My wife took me all over town looking for this drink. We finally found it at a stop-and-shop gas station right outside of downtown Dallas. Immediately I bought all the bottles of Hoist this store had. But then I had to keep searching for stores that carried Hoist. Fortunately, some very good friends at my church started buying me Hoist and bringing it home to me.
It wasn’t long before my vitals changed. My kidney function improved and my supply of good blood cells skyrocketed. I was even able to return to my regular treatments of receiving chemo and medication just two days a week. This has been my schedule now for almost a year. And although the meds dry me out, they do kill cancer cells.
As I continued to drink Hoist, however, I improved, and I was eventually able to lower the amount of saline I needed to receive. I went from two bags of saline down to a half or a quarter of a bag. Hoist has helped me more than I can say. With my cancer, I must stay hydrated, and drinking Hoist does that for me.
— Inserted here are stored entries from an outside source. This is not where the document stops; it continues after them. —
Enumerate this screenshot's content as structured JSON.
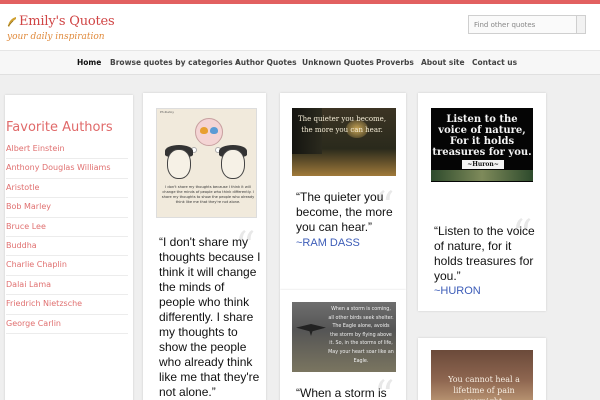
{
  "site": {
    "title": "Emily's Quotes",
    "tagline": "your daily inspiration"
  },
  "search": {
    "placeholder": "Find other quotes"
  },
  "nav": [
    {
      "label": "Home",
      "active": true
    },
    {
      "label": "Browse quotes by categories »"
    },
    {
      "label": "Author Quotes"
    },
    {
      "label": "Unknown Quotes"
    },
    {
      "label": "Proverbs"
    },
    {
      "label": "About site"
    },
    {
      "label": "Contact us"
    }
  ],
  "sidebar": {
    "title": "Favorite Authors",
    "authors": [
      "Albert Einstein",
      "Anthony Douglas Williams",
      "Aristotle",
      "Bob Marley",
      "Bruce Lee",
      "Buddha",
      "Charlie Chaplin",
      "Dalai Lama",
      "Friedrich Nietzsche",
      "George Carlin"
    ]
  },
  "cards": [
    {
      "quote": "“I don't share my thoughts because I think it will change the minds of people who think differently. I share my thoughts to show the people who already think like me that they're not alone.”",
      "image_caption": "I don't share my thoughts because I think it will change the minds of people who think differently. I share my thoughts to show the people who already think like me that they're not alone.",
      "image_small": "Ph.Rudoy"
    },
    {
      "quote": "“The quieter you become, the more you can hear.”",
      "author": "~RAM DASS",
      "image_text": "The quieter you become, the more you can hear."
    },
    {
      "quote": "“Listen to the voice of nature, for it holds treasures for you.”",
      "author": "~HURON",
      "image_text": "Listen to the voice of nature, For it holds treasures for you.",
      "image_author": "~Huron~"
    },
    {
      "quote": "“When a storm is",
      "image_text": "When a storm is coming, all other birds seek shelter. The Eagle alone, avoids the storm by flying above it. So, in the storms of life, May your heart soar like an Eagle."
    },
    {
      "image_text": "You cannot heal a lifetime of pain overnight."
    }
  ],
  "colors": {
    "accent": "#e26060",
    "sidebar_link": "#e07070",
    "author_link": "#3d5db8"
  }
}
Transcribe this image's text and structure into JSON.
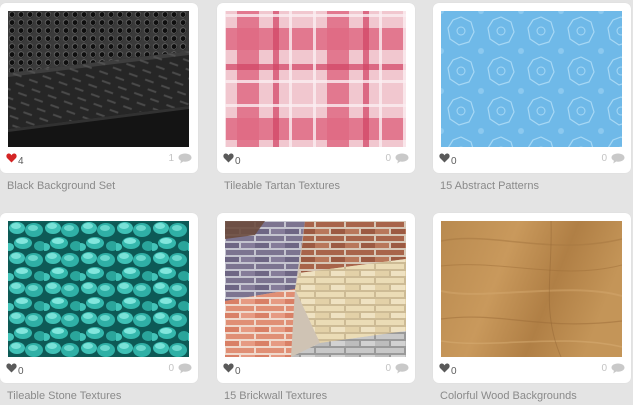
{
  "cards": [
    {
      "title": "Black Background Set",
      "likes": "4",
      "comments": "1",
      "liked": true
    },
    {
      "title": "Tileable Tartan Textures",
      "likes": "0",
      "comments": "0",
      "liked": false
    },
    {
      "title": "15 Abstract Patterns",
      "likes": "0",
      "comments": "0",
      "liked": false
    },
    {
      "title": "Tileable Stone Textures",
      "likes": "0",
      "comments": "0",
      "liked": false
    },
    {
      "title": "15 Brickwall Textures",
      "likes": "0",
      "comments": "0",
      "liked": false
    },
    {
      "title": "Colorful Wood Backgrounds",
      "likes": "0",
      "comments": "0",
      "liked": false
    }
  ],
  "colors": {
    "liked_heart": "#d42525",
    "heart": "#5a5a5a",
    "bubble": "#c9c9c9"
  },
  "icons": [
    "heart-icon",
    "comment-bubble-icon"
  ]
}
Now, almost a year later, I keep a bottle of Hoist near me at all times: in my car, one at my desk—During our conversation, I actually have four bottles right here next to me. Anytime you see me, I will be holding a Hoist in my hand. I proudly display Hoist everywhere: the doctor’s office, the clinic where I get chemo, my church. I love it. I just can’t believe my good fortune in finding a product that tastes so good and keeps me hydrated.
So how are you now?
Well, in January I received a biopsy to check my progress. From that report, we learned that I went from having 90% cancer cells in my bone marrow down to 30%. I’m presently receiving my last phase of chemo, so there’s just a little bit more to go!
I’m also at a stage where I feel very good, and in my body, I feel no pain or nausea. In fact, I have energy today.
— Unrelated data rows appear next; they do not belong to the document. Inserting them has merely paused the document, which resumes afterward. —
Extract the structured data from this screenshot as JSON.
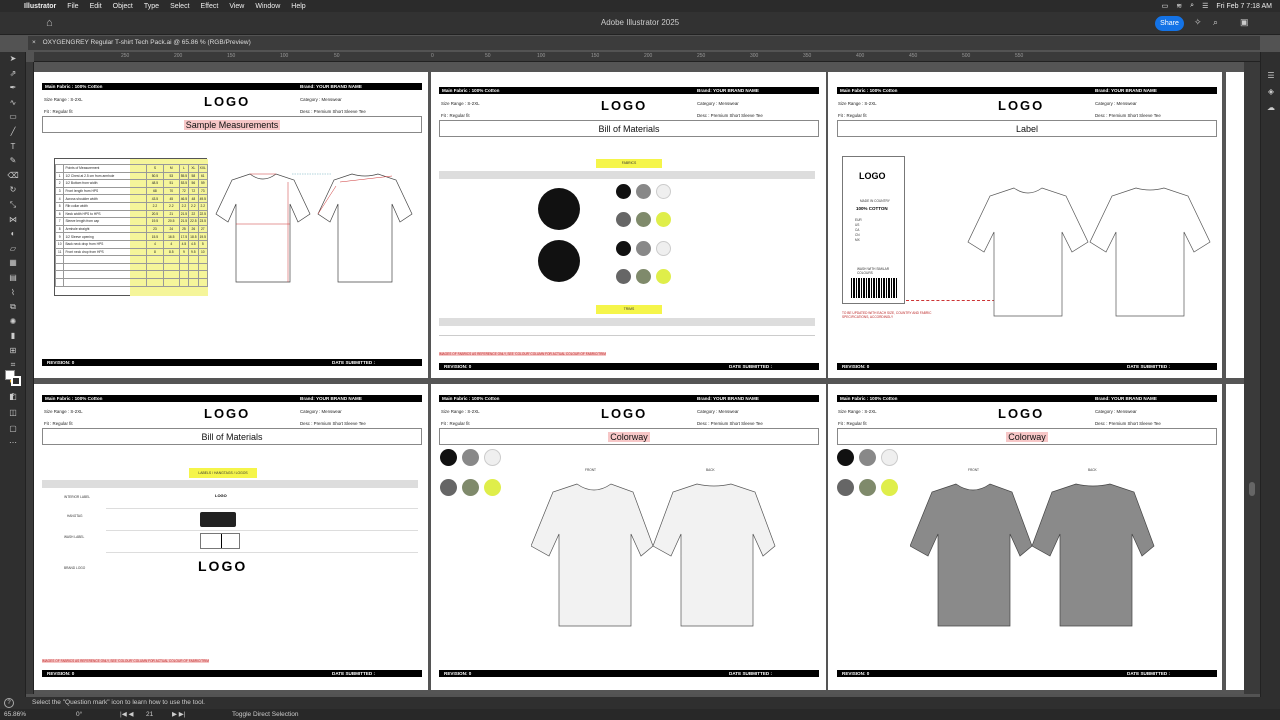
{
  "menubar": {
    "app": "Illustrator",
    "items": [
      "File",
      "Edit",
      "Object",
      "Type",
      "Select",
      "Effect",
      "View",
      "Window",
      "Help"
    ],
    "datetime": "Fri Feb 7  7:18 AM"
  },
  "titlebar": {
    "title": "Adobe Illustrator 2025",
    "share": "Share"
  },
  "doc_tab": {
    "close": "×",
    "name": "OXYGENGREY Regular T-shirt Tech Pack.ai @ 65.86 % (RGB/Preview)"
  },
  "ruler": {
    "ticks": [
      "250",
      "200",
      "150",
      "100",
      "50",
      "0",
      "50",
      "100",
      "150",
      "200",
      "250",
      "300",
      "350",
      "400",
      "450",
      "500",
      "550"
    ]
  },
  "status": {
    "hint": "Select the \"Question mark\" icon to learn how to use the tool."
  },
  "bottom": {
    "zoom": "65.86%",
    "angle": "0°",
    "artboard": "21",
    "tool": "Toggle Direct Selection"
  },
  "common": {
    "main_fabric": "Main Fabric : 100% Cotton",
    "brand": "Brand: YOUR BRAND NAME",
    "size_range": "Size Range : S-2XL",
    "category": "Category : Menswear",
    "fit": "Fit :   Regular fit",
    "desc": "Desc : Premium Short Sleeve Tee",
    "logo": "LOGO",
    "revision": "REVISION: 0",
    "date_submitted": "DATE SUBMITTED :",
    "reference_note": "IMAGES OF FABRICS AS REFERENCE ONLY, SEE 'COLOUR' COLUMN FOR ACTUAL COLOUR OF FABRIC/TRIM"
  },
  "artboards": {
    "a1": {
      "title": "Sample Measurements"
    },
    "a2": {
      "title": "Bill of Materials",
      "fabrics": "FABRICS",
      "trims": "TRIMS"
    },
    "a3": {
      "title": "Label",
      "label_lines": [
        "MADE IN COUNTRY",
        "100% COTTON"
      ],
      "sizes": [
        "EUR",
        "US",
        "CA",
        "CN",
        "MX"
      ],
      "care": "WASH WITH SIMILAR COLOURS",
      "note": "TO BE UPDATED WITH EACH SIZE, COUNTRY AND FABRIC SPECIFICATIONS, ACCORDINGLY"
    },
    "a4": {
      "title": "Bill of Materials",
      "header": "LABELS / HANGTAGS / LOGOS",
      "rows": [
        "INTERIOR LABEL",
        "HANGTAG",
        "WASH LABEL",
        "BRAND LOGO"
      ]
    },
    "a5": {
      "title": "Colorway",
      "front": "FRONT",
      "back": "BACK"
    },
    "a6": {
      "title": "Colorway",
      "front": "FRONT",
      "back": "BACK"
    }
  },
  "measurements": {
    "headers": [
      "",
      "Points of Measurement",
      "S",
      "M",
      "L",
      "XL",
      "XXL"
    ],
    "rows": [
      [
        "1",
        "1/2 Chest at 2.5 cm from armhole",
        "50.5",
        "53",
        "55.5",
        "58",
        "61"
      ],
      [
        "2",
        "1/2 Bottom from width",
        "48.5",
        "51",
        "53.5",
        "56",
        "59"
      ],
      [
        "3",
        "Front length from HPS",
        "68",
        "70",
        "72",
        "72",
        "73"
      ],
      [
        "4",
        "Across shoulder width",
        "43.5",
        "45",
        "46.5",
        "48",
        "49.5"
      ],
      [
        "5",
        "Rib collar width",
        "2.2",
        "2.2",
        "2.2",
        "2.2",
        "2.2"
      ],
      [
        "6",
        "Neck width HPS to HPS",
        "20.5",
        "21",
        "21.5",
        "22",
        "22.5"
      ],
      [
        "7",
        "Sleeve length from cap",
        "19.5",
        "20.5",
        "21.5",
        "22.5",
        "23.5"
      ],
      [
        "8",
        "Armhole straight",
        "23",
        "24",
        "25",
        "26",
        "27"
      ],
      [
        "9",
        "1/2 Sleeve opening",
        "15.5",
        "16.5",
        "17.5",
        "18.5",
        "19.5"
      ],
      [
        "10",
        "Back neck drop from HPS",
        "4",
        "4",
        "4.5",
        "4.5",
        "5"
      ],
      [
        "11",
        "Front neck drop from HPS",
        "8",
        "8.5",
        "9",
        "9.5",
        "10"
      ]
    ]
  },
  "colors": {
    "accent": "#1473e6",
    "highlight": "#f5f54a",
    "swatches": [
      "#111111",
      "#888888",
      "#efefef",
      "#666666",
      "#7f8a6b",
      "#dfee4a"
    ]
  }
}
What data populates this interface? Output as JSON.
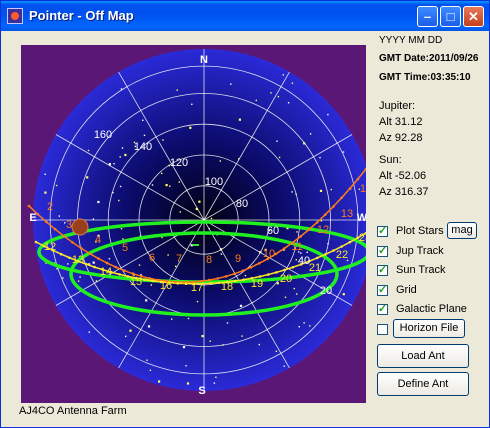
{
  "window": {
    "title": "Pointer - Off Map",
    "min_symbol": "–",
    "max_symbol": "□",
    "close_symbol": "✕"
  },
  "plot": {
    "directions": {
      "north": "N",
      "south": "S",
      "east": "E",
      "west": "W"
    },
    "altitude_labels": [
      "160",
      "140",
      "120",
      "100",
      "80",
      "60",
      "40",
      "20"
    ],
    "jupiter_track_labels": [
      "2",
      "3",
      "4",
      "5",
      "6",
      "7",
      "8",
      "9",
      "10",
      "11",
      "12",
      "13",
      "14"
    ],
    "sun_track_labels": [
      "12",
      "13",
      "14",
      "15",
      "16",
      "17",
      "18",
      "19",
      "20",
      "21",
      "22",
      "23"
    ],
    "colors": {
      "background": "#5b1776",
      "sky": "#2a2ad8",
      "grid": "#ffffff",
      "galactic_plane": "#20f020",
      "jupiter_track": "#ff7a1a",
      "sun_track": "#ffe82a"
    }
  },
  "datetime": {
    "format_hint": "YYYY MM DD",
    "date_label": "GMT Date:",
    "date": "2011/09/26",
    "time_label": "GMT Time:",
    "time": "03:35:10"
  },
  "jupiter": {
    "name": "Jupiter:",
    "alt_label": "Alt",
    "alt": "31.12",
    "az_label": "Az",
    "az": "92.28"
  },
  "sun": {
    "name": "Sun:",
    "alt_label": "Alt",
    "alt": "-52.06",
    "az_label": "Az",
    "az": "316.37"
  },
  "options": {
    "plot_stars": {
      "label": "Plot Stars",
      "checked": true
    },
    "mag_button": "mag",
    "jup_track": {
      "label": "Jup Track",
      "checked": true
    },
    "sun_track": {
      "label": "Sun Track",
      "checked": true
    },
    "grid": {
      "label": "Grid",
      "checked": true
    },
    "galactic_plane": {
      "label": "Galactic Plane",
      "checked": true
    },
    "horizon_file": {
      "checked": false
    },
    "horizon_file_button": "Horizon File"
  },
  "buttons": {
    "load_ant": "Load Ant",
    "define_ant": "Define Ant"
  },
  "status": {
    "text": "AJ4CO Antenna Farm"
  }
}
For anyone in cancer treatment, it helps to have great people supporting you. In fact, that’s how I got personally connected to Hoist. My friend who emailed you was part of my church’s prayer program. At that time, everyone was pitching in to buy me cases of Hoist so I wouldn’t run out. It has been unbelievable the way friends have cared for me. They have shared my story with people I’ve never met, and I have been receiving prayers and well wishes from people all over the state. My tennis buddies will call me from time to time too, to check on me when they don’t see me on the courts. It’s amazing. Things are so much better now, and there’s hope on my horizon.
After I complete the current chemo cycle (hopefully within the next three or four months), I will be back in touch with my bone marrow specialist. At that time, he will reevaluate my progress and I should either be in remission or go forward with a bone marrow transplant.
I know that I don’t want to go back to being dehydrated. Those times I fell or had to be hospitalized really set me back. In fact, I believe that I would be closer to full health now if the dehydration hadn’t occurred which caused my lab reports to be so low. It happened quickly and now I know that I can’t allow myself to be dehydrated again.
Hoist has helped me so much and it has been a real blessing. This product, which was completely unknown to me at one time, is now an essential part of life.